Inline (via remote string)
If your ~/.ssh/config is already set up, just use the host alias:
[sync]
local = "."
remote = "myserver:/opt/app"
This works when myserver is defined in ~/.ssh/config:
Host myserver
HostName 192.168.1.50
User deploy
IdentityFile ~/.ssh/id_ed25519
Explicit SSH Section
For full control without relying on ~/.ssh/config:
[sync.ssh]
host = "192.168.1.50"
user = "deploy"
port = 22
identity_file = "~/.ssh/id_ed25519"
When the [sync.ssh] section is present, esync automatically enables SSH ControlMaster with these options:
ControlMaster=auto -- reuse existing SSH connections
ControlPath=/tmp/esync-ssh-%r@%h:%p -- socket path for multiplexing
ControlPersist=600 -- keep the connection alive for 10 minutes
This avoids re-authenticating on every sync and significantly speeds up repeated transfers.
2FA Authentication
Set interactive_auth = true in the SSH config to enable keyboard-interactive authentication for servers that require a second factor:
[sync.ssh]
host = "secure.example.com"
user = "admin"
identity_file = "~/.ssh/id_ed25519"
interactive_auth = true
Examples
Local directory sync
Sync a source directory to a local backup:
esync sync -l ./src -r /backup/src
Remote sync with SSH
Sync to a remote server using a config file:
# .esync.toml
[sync]
local = "."
remote = "deploy@prod.example.com:/var/www/mysite"
[settings]
ignore = [".git", "node_modules", ".DS_Store", ".env"]
esync sync
Quick sync (no config file)
Sync without a config file by passing both paths on the command line:
esync sync -l ./project -r user@server:/opt/project
This uses sensible defaults: archive mode, compression, 500ms debounce, and ignores .git, node_modules, .DS_Store.
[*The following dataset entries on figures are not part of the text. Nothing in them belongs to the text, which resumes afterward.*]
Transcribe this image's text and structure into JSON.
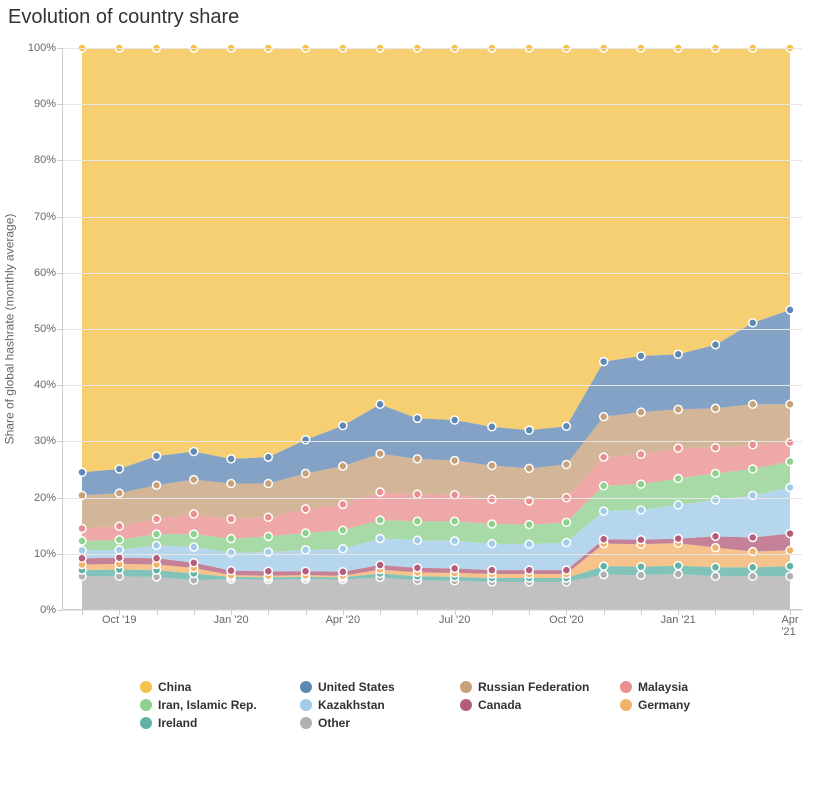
{
  "chart": {
    "type": "stacked-area",
    "title": "Evolution of country share",
    "y_label": "Share of global hashrate (monthly average)",
    "title_fontsize": 20,
    "label_fontsize": 12,
    "tick_fontsize": 11,
    "background_color": "#ffffff",
    "grid_color": "#e6e6e6",
    "axis_color": "#cccccc",
    "text_color": "#666666",
    "ylim": [
      0,
      100
    ],
    "ytick_step": 10,
    "ytick_suffix": "%",
    "x_labels_all": [
      "Sep '19",
      "Oct '19",
      "Nov '19",
      "Dec '19",
      "Jan '20",
      "Feb '20",
      "Mar '20",
      "Apr '20",
      "May '20",
      "Jun '20",
      "Jul '20",
      "Aug '20",
      "Sep '20",
      "Oct '20",
      "Nov '20",
      "Dec '20",
      "Jan '21",
      "Feb '21",
      "Mar '21",
      "Apr '21"
    ],
    "x_visible_ticks": [
      "Oct '19",
      "Jan '20",
      "Apr '20",
      "Jul '20",
      "Oct '20",
      "Jan '21",
      "Apr '21"
    ],
    "marker": {
      "radius": 4,
      "stroke": "#ffffff",
      "stroke_width": 1.5
    },
    "area_opacity": 0.78,
    "series": [
      {
        "name": "Other",
        "color": "#b0b0b0",
        "values": [
          6.0,
          6.0,
          5.9,
          5.3,
          5.5,
          5.4,
          5.5,
          5.4,
          5.8,
          5.3,
          5.2,
          5.0,
          5.0,
          5.0,
          6.3,
          6.2,
          6.4,
          6.0,
          6.0,
          6.0
        ]
      },
      {
        "name": "Ireland",
        "color": "#5fb2a5",
        "values": [
          1.1,
          1.2,
          1.2,
          1.2,
          0.4,
          0.4,
          0.4,
          0.4,
          0.7,
          0.7,
          0.7,
          0.7,
          0.7,
          0.7,
          1.5,
          1.5,
          1.5,
          1.6,
          1.6,
          1.8
        ]
      },
      {
        "name": "Germany",
        "color": "#f2b26a",
        "values": [
          1.0,
          1.0,
          1.0,
          1.0,
          0.3,
          0.3,
          0.3,
          0.3,
          0.7,
          0.7,
          0.7,
          0.7,
          0.7,
          0.7,
          4.0,
          4.0,
          4.0,
          3.5,
          2.8,
          2.8
        ]
      },
      {
        "name": "Canada",
        "color": "#b45d7b",
        "values": [
          1.1,
          1.1,
          1.1,
          0.9,
          0.8,
          0.8,
          0.7,
          0.7,
          0.8,
          0.8,
          0.8,
          0.7,
          0.7,
          0.7,
          0.8,
          0.8,
          0.8,
          2.0,
          2.5,
          3.0
        ]
      },
      {
        "name": "Kazakhstan",
        "color": "#a2cbe8",
        "values": [
          1.4,
          1.4,
          2.3,
          2.8,
          3.2,
          3.4,
          3.8,
          4.1,
          4.7,
          4.9,
          4.9,
          4.7,
          4.6,
          4.9,
          5.0,
          5.3,
          6.0,
          6.5,
          7.5,
          8.2
        ]
      },
      {
        "name": "Iran, Islamic Rep.",
        "color": "#8ed08e",
        "values": [
          1.7,
          1.8,
          2.0,
          2.3,
          2.5,
          2.8,
          3.0,
          3.3,
          3.3,
          3.4,
          3.5,
          3.5,
          3.5,
          3.6,
          4.5,
          4.6,
          4.7,
          4.7,
          4.7,
          4.6
        ]
      },
      {
        "name": "Malaysia",
        "color": "#e98f8f",
        "values": [
          2.2,
          2.4,
          2.7,
          3.6,
          3.5,
          3.4,
          4.3,
          4.6,
          5.0,
          4.8,
          4.7,
          4.4,
          4.2,
          4.4,
          5.1,
          5.3,
          5.4,
          4.6,
          4.3,
          3.4
        ]
      },
      {
        "name": "Russian Federation",
        "color": "#c7a17a",
        "values": [
          5.9,
          5.9,
          6.0,
          6.1,
          6.3,
          6.0,
          6.3,
          6.8,
          6.8,
          6.3,
          6.1,
          6.0,
          5.8,
          5.9,
          7.2,
          7.5,
          6.9,
          7.0,
          7.2,
          6.8
        ]
      },
      {
        "name": "United States",
        "color": "#6088b5",
        "values": [
          4.1,
          4.3,
          5.2,
          5.0,
          4.4,
          4.7,
          6.0,
          7.2,
          8.8,
          7.2,
          7.2,
          6.9,
          6.8,
          6.8,
          9.8,
          10.0,
          9.8,
          11.3,
          14.5,
          16.8
        ]
      },
      {
        "name": "China",
        "color": "#f4c24a",
        "values": [
          75.5,
          74.9,
          72.6,
          71.8,
          73.1,
          72.8,
          69.7,
          67.2,
          63.4,
          65.9,
          66.2,
          67.4,
          68.0,
          67.3,
          55.8,
          54.8,
          54.5,
          52.8,
          48.9,
          46.6
        ]
      }
    ],
    "legend_order": [
      "China",
      "United States",
      "Russian Federation",
      "Malaysia",
      "Iran, Islamic Rep.",
      "Kazakhstan",
      "Canada",
      "Germany",
      "Ireland",
      "Other"
    ]
  }
}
Daemon mode with JSON logs
Run in the background with structured logging:
# .esync.toml
[sync]
local = "/home/user/code"
remote = "server:/opt/code"
[settings]
initial_sync = true
[settings.log]
file = "/var/log/esync.log"
format = "json"
esync sync --daemon -v
# esync daemon started (PID 54321)
# Watching: /home/user/code -> server:/opt/code
Keep the remote directory in exact sync by deleting files that no longer exist locally:
# .esync.toml
[sync]
local = "./dist"
remote = "cdn-server:/var/www/static"
[settings.rsync]
extra_args = ["--delete", "--chmod=Fu=rw,Fgo=r,Du=rwx,Dgo=rx"]
esync sync --initial-sync
Dry run to preview changes
See what rsync would do without actually transferring anything:
esync sync --dry-run
System Requirements
- Go 1.22+ (for building from source)
- rsync 3.1+ (required for
--info=progress2 real-time transfer progress)
- macOS or Linux (uses fsnotify for filesystem events)
macOS note: The built-in /usr/bin/rsync is Apple's openrsync which is too old.
Install a modern rsync via Homebrew: brew install rsync. esync will automatically
prefer the Homebrew version when available.